Christian Mölling von der Stiftung Wissenschaft und Politik konstatierte, dass sich die Europäische Union von einer Integrations- in eine „Interventionsgemeinschaft“ entwickelt habe, die außerhalb ihrer Grenzen gestaltend eingreife. Dies habe Rückwirkungen auf das Verständnis von Souveränität: Handlungsfähigkeit der europäischen Einzelstaaten sei in internationalen sicherheitspolitischen Fragen immer stärker nur noch dann gegeben, wenn sie gemeinsam handelten.

Gerade in der Verteidigungs- und auch Rüstungspolitik würden die EU-Mitglieder immer noch an nationalen Entscheidungen festhalten, bei Kriseneinsätzen ad-hoc-Koalitionen bilden oder den Rahmen der Nato vorziehen, sagte Mölling. Die Uneinigkeit habe zur Folge, dass die militärische Handlungsfähigkeit Europas sinke und die Abhängigkeit der Einzelstaaten voneinander sogar noch steige. Er verwies zudem darauf, dass zwar derzeit 50.000 Soldaten aus EU-Staaten in internationalen Einsätzen seien, aber nur 3.000 im Rahmen von GSVP-Missionen.

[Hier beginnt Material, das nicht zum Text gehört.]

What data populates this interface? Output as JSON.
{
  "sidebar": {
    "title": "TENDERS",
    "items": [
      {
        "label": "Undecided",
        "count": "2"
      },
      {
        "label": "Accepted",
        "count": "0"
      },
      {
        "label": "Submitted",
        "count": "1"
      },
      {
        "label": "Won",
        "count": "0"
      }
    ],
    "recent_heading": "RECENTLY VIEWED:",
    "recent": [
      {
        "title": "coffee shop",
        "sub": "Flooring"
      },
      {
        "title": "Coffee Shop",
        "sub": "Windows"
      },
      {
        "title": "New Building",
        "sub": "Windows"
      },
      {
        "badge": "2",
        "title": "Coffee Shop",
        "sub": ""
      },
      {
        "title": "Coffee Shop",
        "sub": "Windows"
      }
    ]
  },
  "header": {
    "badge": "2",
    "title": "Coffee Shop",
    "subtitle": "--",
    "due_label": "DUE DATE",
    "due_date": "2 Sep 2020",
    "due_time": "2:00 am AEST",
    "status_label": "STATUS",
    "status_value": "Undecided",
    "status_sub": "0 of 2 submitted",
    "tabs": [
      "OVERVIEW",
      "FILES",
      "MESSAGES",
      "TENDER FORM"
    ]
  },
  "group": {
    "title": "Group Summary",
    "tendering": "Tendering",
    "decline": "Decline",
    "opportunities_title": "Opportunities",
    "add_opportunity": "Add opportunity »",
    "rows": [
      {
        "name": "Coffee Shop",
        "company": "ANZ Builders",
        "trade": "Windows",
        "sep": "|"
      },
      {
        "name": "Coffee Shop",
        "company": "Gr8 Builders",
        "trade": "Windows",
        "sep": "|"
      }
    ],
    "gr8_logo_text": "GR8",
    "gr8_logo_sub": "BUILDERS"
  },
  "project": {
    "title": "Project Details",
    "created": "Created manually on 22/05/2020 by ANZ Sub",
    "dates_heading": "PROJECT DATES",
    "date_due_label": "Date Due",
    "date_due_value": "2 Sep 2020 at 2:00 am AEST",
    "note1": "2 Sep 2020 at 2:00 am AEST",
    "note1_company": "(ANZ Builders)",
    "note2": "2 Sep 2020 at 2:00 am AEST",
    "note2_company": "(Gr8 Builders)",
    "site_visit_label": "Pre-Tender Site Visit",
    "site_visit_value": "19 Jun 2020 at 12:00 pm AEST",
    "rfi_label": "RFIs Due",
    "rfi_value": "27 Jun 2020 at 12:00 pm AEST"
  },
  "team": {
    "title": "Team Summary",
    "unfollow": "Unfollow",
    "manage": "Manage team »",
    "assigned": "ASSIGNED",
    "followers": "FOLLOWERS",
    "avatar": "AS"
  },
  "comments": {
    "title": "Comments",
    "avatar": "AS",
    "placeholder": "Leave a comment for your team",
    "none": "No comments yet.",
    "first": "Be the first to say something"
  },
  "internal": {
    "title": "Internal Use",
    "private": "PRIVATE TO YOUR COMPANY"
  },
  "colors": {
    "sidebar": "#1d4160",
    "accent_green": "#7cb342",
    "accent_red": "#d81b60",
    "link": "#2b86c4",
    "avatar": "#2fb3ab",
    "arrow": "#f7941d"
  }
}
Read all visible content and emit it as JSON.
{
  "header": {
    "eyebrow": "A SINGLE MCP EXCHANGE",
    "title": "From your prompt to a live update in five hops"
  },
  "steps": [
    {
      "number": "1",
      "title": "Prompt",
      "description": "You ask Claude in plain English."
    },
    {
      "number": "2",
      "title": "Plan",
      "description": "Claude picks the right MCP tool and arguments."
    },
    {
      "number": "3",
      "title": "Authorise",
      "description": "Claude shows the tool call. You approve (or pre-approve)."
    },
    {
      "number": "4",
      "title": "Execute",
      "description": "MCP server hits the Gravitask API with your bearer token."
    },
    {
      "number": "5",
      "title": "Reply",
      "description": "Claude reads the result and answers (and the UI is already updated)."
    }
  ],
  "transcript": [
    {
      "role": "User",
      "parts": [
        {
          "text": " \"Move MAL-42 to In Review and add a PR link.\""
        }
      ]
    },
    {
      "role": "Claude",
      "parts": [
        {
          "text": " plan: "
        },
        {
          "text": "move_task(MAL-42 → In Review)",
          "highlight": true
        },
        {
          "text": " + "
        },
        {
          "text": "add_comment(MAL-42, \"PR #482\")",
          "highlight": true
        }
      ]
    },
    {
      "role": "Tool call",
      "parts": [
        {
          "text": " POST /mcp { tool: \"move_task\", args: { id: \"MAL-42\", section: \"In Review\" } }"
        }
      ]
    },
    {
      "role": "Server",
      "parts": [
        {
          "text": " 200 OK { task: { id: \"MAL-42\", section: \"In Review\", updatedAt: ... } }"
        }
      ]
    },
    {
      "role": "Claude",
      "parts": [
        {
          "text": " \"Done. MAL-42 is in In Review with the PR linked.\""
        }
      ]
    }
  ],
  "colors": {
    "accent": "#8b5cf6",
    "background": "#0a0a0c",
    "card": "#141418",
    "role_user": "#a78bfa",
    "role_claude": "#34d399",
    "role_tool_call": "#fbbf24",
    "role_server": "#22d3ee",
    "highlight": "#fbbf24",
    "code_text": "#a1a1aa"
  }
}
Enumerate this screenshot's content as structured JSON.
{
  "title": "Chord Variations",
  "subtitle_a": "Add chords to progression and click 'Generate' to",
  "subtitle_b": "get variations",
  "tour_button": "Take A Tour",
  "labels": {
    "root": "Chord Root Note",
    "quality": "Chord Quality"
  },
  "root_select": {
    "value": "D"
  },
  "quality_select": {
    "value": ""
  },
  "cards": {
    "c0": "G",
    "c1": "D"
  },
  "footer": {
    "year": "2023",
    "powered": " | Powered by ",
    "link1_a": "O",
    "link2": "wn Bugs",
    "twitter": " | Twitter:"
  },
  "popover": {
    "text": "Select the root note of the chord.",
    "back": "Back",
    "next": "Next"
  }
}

Jürgen Wagner von der Tübinger Informationsstelle Militarisierung (IMI) wehrte sich gegen den Eindruck, die GSVP sei mit bisher 30 Missionen und „EU-Battlegroups“ ein „Papiertiger“. Er kritisierte, dass es in der Diskussion um eine Fortentwicklung des GSVP allzu häufig um eine „Ausweitung militärischer Fähigkeiten“ gehe: Begründet werde dies mit machtpolitischen Verschiebungen wie der Hinwendung der USA zum pazifischen Raum und der Notwendigkeit für Europa, zunehmend auf eigenen Füßen zu stehen. Die zivile Dimension GSVP und auch die Frage, ob militärische Mittel überhaupt die angemessene Antwort auf Konflikte seien, drohe in dieser Diskussion unterzugehen, sagte Wagner.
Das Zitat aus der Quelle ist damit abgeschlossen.